What's this "JEE" thing you're talking about?
Perhaps you meant
"Java EE"?
Yes, setting up and running the entire CTS is a big job. At Oracle
we also had an entire team dedicated to that work. If we can make
this all easier to do, that would be great, but to a certain extent
the nature of the task is difficult so it's not clear how far we can
go.
But as you say, dealing with an individual spec is quite feasible.
It seems quite surprising to some that we can have 37 things that
are easy to do but when we combine them all together we end up with
one thing that is difficult to do.
2) What test framework? What technologies?
> Arquillian+JUnit. These technologies are
well-tested and widely understood in the
community, and are perfectly capable of doing more
complex testing such as pulling in DBs, mail
servers, or other external resources. CDI and
BeanVal are reasonably complex specs/TCKs and are
already using Arquillian.
How do we teach Arquillian
to run the existing test cases? Or how do we convert
the existing test cases so that Arquillian can run
them? And either way, how do we assure ourselves that
the result has the same pass/fail characteristics as the
original?
The changes were pretty systematic and I did some spot
negative testing to ensure validity.
Ultimately, we assure ourselves the results are the same
by relying on our developers and our code reviewers. This is
a one-time change per-spec and coming up with a more
elaborate process would be over-engineering a solution IMO.

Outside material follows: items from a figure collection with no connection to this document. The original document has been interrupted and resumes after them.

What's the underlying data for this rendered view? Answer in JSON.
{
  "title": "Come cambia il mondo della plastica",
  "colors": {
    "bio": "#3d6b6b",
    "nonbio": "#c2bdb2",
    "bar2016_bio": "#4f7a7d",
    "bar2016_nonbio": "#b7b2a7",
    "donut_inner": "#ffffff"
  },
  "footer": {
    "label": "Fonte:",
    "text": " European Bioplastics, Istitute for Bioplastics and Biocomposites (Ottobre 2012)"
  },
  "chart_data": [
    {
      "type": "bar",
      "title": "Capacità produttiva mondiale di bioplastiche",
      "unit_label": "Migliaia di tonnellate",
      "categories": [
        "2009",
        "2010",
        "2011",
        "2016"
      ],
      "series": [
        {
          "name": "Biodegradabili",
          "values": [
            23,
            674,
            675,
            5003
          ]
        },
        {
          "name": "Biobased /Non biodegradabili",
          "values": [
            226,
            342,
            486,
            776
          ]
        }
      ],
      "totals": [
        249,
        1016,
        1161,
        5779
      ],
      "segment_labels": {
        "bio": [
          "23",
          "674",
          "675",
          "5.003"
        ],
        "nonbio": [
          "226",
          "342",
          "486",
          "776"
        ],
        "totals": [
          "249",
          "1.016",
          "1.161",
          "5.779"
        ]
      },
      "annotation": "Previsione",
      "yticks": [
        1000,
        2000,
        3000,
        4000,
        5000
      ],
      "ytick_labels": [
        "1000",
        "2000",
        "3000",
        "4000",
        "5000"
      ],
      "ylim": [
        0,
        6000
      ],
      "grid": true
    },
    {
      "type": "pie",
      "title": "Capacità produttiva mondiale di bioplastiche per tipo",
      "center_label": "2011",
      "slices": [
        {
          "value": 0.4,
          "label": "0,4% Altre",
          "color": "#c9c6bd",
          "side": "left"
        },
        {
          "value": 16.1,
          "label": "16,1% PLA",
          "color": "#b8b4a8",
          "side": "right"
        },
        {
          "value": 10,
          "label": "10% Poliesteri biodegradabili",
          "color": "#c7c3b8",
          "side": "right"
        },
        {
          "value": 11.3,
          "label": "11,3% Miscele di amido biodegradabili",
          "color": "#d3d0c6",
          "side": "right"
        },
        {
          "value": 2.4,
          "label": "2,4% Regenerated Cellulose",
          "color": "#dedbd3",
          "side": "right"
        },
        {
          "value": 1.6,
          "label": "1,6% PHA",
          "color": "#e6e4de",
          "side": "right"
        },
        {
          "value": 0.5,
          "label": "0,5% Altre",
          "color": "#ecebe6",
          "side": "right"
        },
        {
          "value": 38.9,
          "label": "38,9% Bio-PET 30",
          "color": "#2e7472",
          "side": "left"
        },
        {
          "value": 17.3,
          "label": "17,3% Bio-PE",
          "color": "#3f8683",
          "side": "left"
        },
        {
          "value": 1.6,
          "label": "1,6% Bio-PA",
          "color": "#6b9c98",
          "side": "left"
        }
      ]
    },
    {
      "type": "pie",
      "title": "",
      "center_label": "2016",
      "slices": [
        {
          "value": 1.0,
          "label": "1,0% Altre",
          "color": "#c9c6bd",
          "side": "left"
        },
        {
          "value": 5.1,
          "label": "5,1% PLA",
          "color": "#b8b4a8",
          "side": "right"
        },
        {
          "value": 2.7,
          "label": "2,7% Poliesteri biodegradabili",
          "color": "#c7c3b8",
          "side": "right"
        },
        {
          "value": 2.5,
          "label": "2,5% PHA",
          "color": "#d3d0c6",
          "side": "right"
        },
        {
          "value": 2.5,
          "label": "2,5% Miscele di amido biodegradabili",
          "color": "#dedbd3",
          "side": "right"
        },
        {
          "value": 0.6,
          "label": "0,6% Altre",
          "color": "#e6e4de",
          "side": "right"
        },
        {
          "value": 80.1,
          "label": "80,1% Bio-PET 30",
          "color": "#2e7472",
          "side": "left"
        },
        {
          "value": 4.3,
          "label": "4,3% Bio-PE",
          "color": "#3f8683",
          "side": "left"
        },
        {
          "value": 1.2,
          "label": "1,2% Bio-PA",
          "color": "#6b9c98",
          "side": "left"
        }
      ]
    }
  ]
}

It's a one time change that is critical to the long term health of
Jakarta EE.
There's tens of thousands of tests, many of which are run in
multiple configurations, resulting in many tens of thousands of test
cases. I'd like to believe the community will do the same careful
conversion and review that you've done, but I'm skeptical. It's a
huge task that doesn't scale well.
3)
[From the meeting minutes] Requirement – allow
the use of the existing TCK tests themselves. If
all of the TCK tests need to be modified just to
become part of this new infrastructure, the
process will die. We need the ability to
incorporate existing TCK tests.
>
The conversion can be done on a spec-by-spec
case. For example, everything would work fine if
just JSON-B migrated to the "external TCK" way
and all other specs remained as-is. Also, the
conversion could be all-in-one or partial. For
JSON-B I did an all-in-one conversion, meaning I
took _all_ existing TCK tests and converted them
to Arquillian+JUnit so now JSON-B TCK tests
don't use JavaTest at all. Personally I think
per-spec all-in-one conversion is best so there
is only ever 1 framework per spec, but each spec
could have the flexibility to do what they
want.
This is the process that the notes claim will die.

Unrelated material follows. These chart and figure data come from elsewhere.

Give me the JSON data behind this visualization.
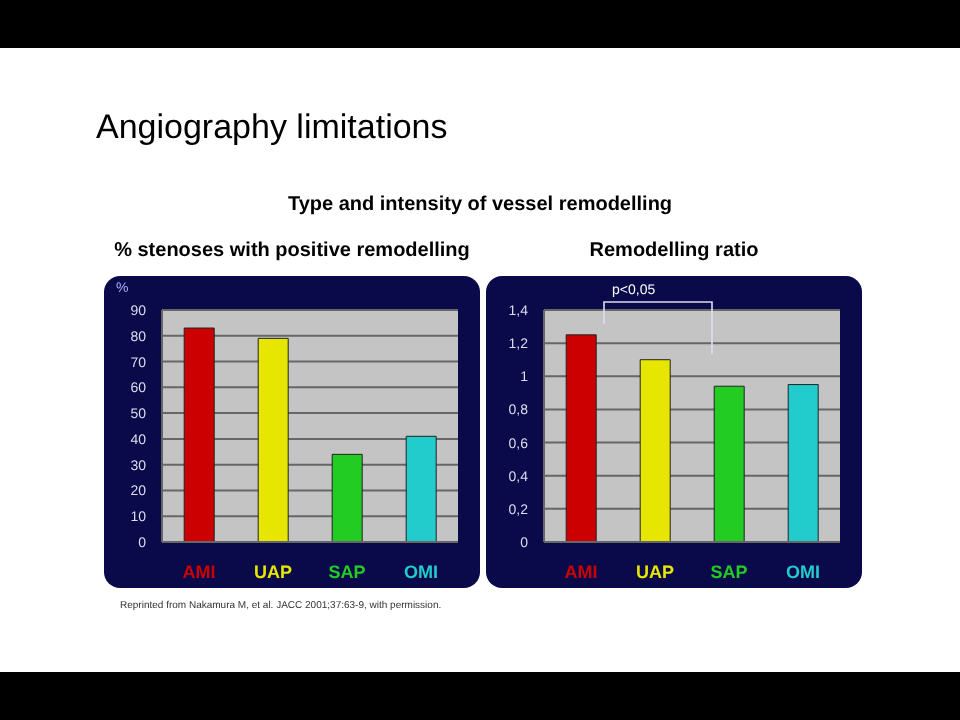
{
  "chart_data": [
    {
      "type": "bar",
      "title": "% stenoses with positive remodelling",
      "ylabel": "%",
      "annotations": [
        "Angiography limitations",
        "Type and intensity of vessel remodelling",
        "Reprinted from Nakamura M, et al. JACC 2001;37:63-9, with permission."
      ],
      "categories": [
        "AMI",
        "UAP",
        "SAP",
        "OMI"
      ],
      "values": [
        83,
        79,
        34,
        41
      ],
      "colors": [
        "#cc0000",
        "#e6e600",
        "#22cc22",
        "#22cccc"
      ],
      "ylim": [
        0,
        90
      ],
      "yticks": [
        0,
        10,
        20,
        30,
        40,
        50,
        60,
        70,
        80,
        90
      ],
      "grid": "y"
    },
    {
      "type": "bar",
      "title": "Remodelling ratio",
      "annotations": [
        "p<0,05"
      ],
      "categories": [
        "AMI",
        "UAP",
        "SAP",
        "OMI"
      ],
      "values": [
        1.25,
        1.1,
        0.94,
        0.95
      ],
      "colors": [
        "#cc0000",
        "#e6e600",
        "#22cc22",
        "#22cccc"
      ],
      "ylim": [
        0,
        1.4
      ],
      "yticks": [
        0,
        {
          "value": 0.2,
          "label": "0,2"
        },
        {
          "value": 0.4,
          "label": "0,4"
        },
        {
          "value": 0.6,
          "label": "0,6"
        },
        {
          "value": 0.8,
          "label": "0,8"
        },
        1,
        {
          "value": 1.2,
          "label": "1,2"
        },
        {
          "value": 1.4,
          "label": "1,4"
        }
      ],
      "grid": "y"
    }
  ]
}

Depending on each spec project to convert all of their
tests to a new framework just won't happen. You might end
up with 10 specs fully converted and 27 specs still using
the old framework. If old and new can coexist, that might
be fine. Even if we had to run two completely separate
TCK frameworks, that might be acceptable. I'd like to
hear what others think about this entire process of
converting tests to a new framework, whether it needs to
be done automatically, whether it can be done manually and
incrementally, etc.
Yes, 10 specs could convert to the new way and 27 specs
could stay with the old framework and that would be
perfectly fine. IMO That's a win-win because the 10 specs
that took the time to convert get the quality-of-life boost
that comes with the decoupled/modernized and the 27 specs
that stayed with the old way continue on with business as
usual.
I think that's a perfectly valid discussion to have with the
community to see if they would accept that outcome.
I'd love to see something approaching a "design spec" that describes
how you think this would work. Not just hand waving and "go look at
my code", but an actual document with English text that describes
all the components, how they fit together, how a user would use
them, how a developer would add a test suite, etc. Not at low level
detail but maybe 10 - 20 pages of medium level description.
Is that something you, or someone else, could write based on what
you've done so far? Or do you need to do more experimentation to
learn enough to write such a document?